Historia

Zombie Zone - Rozdział 2 - Wirus Zet

karolina jabłońska 4 7 lat temu 5 432 odsłon Czas czytania: ~7 minut

Część pierwsza - http://straszne-historie.pl/story/13620-Zombie-Zone-Rozdzial-1-Poczatek

Obudziłam się z myślą, że wczorajszy dzień był tylko złym snem, ale z przykrością uświadomiłam sobie, że to niestety wydarzyło się na prawdę. Obolała wstałam z łóżka i zeszłam na dół. Pierwszą rzeczą, która mnie zaniepokoiła była całkowita cisza w domu.
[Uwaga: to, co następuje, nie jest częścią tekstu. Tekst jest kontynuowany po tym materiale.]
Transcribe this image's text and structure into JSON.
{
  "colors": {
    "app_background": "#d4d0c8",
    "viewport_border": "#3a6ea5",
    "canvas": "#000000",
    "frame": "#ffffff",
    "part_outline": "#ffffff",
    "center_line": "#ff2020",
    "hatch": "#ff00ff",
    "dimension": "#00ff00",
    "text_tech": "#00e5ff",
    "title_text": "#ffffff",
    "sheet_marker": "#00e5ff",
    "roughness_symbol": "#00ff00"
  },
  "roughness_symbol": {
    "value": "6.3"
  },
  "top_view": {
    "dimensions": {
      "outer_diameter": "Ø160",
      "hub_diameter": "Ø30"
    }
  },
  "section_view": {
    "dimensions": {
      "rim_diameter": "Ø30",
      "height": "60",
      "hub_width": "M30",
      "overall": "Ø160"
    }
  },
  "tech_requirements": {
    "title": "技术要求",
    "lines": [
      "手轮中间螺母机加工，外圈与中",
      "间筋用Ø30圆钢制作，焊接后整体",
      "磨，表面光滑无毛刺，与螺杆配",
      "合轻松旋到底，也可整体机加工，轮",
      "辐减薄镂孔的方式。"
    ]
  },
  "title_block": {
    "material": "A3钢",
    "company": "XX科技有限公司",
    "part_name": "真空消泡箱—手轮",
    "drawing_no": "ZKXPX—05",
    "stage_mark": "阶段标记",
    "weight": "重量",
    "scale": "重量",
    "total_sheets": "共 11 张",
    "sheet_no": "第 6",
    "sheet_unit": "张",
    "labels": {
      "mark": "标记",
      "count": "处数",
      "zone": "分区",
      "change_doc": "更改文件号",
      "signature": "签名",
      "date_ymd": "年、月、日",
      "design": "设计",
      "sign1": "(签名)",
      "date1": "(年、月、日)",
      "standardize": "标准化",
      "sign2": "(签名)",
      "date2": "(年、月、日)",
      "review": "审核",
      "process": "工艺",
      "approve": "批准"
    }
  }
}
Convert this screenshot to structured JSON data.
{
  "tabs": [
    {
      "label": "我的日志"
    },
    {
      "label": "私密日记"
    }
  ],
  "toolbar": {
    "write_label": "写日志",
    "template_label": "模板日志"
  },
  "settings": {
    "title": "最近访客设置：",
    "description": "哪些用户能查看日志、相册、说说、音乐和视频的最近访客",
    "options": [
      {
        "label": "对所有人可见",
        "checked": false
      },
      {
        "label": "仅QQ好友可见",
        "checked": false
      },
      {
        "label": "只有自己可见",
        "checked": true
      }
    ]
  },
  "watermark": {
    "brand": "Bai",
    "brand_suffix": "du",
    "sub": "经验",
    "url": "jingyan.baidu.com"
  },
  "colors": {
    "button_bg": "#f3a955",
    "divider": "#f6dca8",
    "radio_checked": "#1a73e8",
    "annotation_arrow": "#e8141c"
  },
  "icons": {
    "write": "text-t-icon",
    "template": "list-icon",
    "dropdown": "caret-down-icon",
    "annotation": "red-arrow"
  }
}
Zegar ścienny wskazywał piętnaście po dziewiątej, a tata nie miał w zwyczaju spać dłużej niż do ósmej. Zapukałam do jego pokoju, ale nie doczekałam się zaproszenia. Ostrożnie uchyliłam drzwi, ale w środku nikogo nie zastałam. Łóżko było idealnie zasłane, więc albo nikt w nim nie spał, albo tata wyszedł z domu. Przyjęłam tą drugą wersję.

Po poprzednim dniu jakoś nie miałam ochoty na jedzenie, więc usiadłam na kanapie przed telewizorem i postanowiłam trochę się „odmóżdżyć” . Gdy tylko włączyłam odbiornik, to zamiast popularnego serialu paradokumentalnego, zobaczyłam reakcje na żywo z Jeleniej Góry. Młoda prezenterka stała na ulicy, a za nią rozgrywał się horror. Grupa ludzi uciekała przed pokiereszowaną grupą innych ludzi, tylko tamci z homo sapiens mieli tyle wspólnego co pies z kotem. Poruszali się oni na pozór wolno, ale wystarczająco szybko, by co chwilę chwytać w kilku jakiegoś człowieka i na oczach widzów rozszarpywać go na kawałki. Zobaczyłam jak powalili jakiegoś mężczyznę, krzyknął, gdy rozerwali mu brzuch, a potem kamera zrobiła zbliżenie na twarz dziennikarki.

-Zarażeni opanowali całe miasto – prezenterka próbowała przekrzyczeć panujący wokół zgiełk. –Policja i wojsko już rozpoczęli ewakuację ocalałych mieszkańców. Wirus Zet roznosi się w zastraszającym tempie.

Wirus Zet? Tak nazywa się to cholerstwo, którym zaraziła się nieznajoma z kawiarni? Na myśl o jej szaleństwie w oczach przeszły mnie dreszcze.

-Zaleca się… - dziennikarka nie zdążyła dokończyć, bo zza kadru wyszedł dotkliwie poraniony młody mężczyzna, który zamiast lewej ręki miał pogryzione do kości kawałki mięsa i ścięgien, dzięki którym kończyna w ogóle się trzymała. Zaatakował on kobietę na wizji odgryzając jej kawałek policzka. Rozległo się jeszcze ciche „o kurwa” i obraz zrobił się czarny.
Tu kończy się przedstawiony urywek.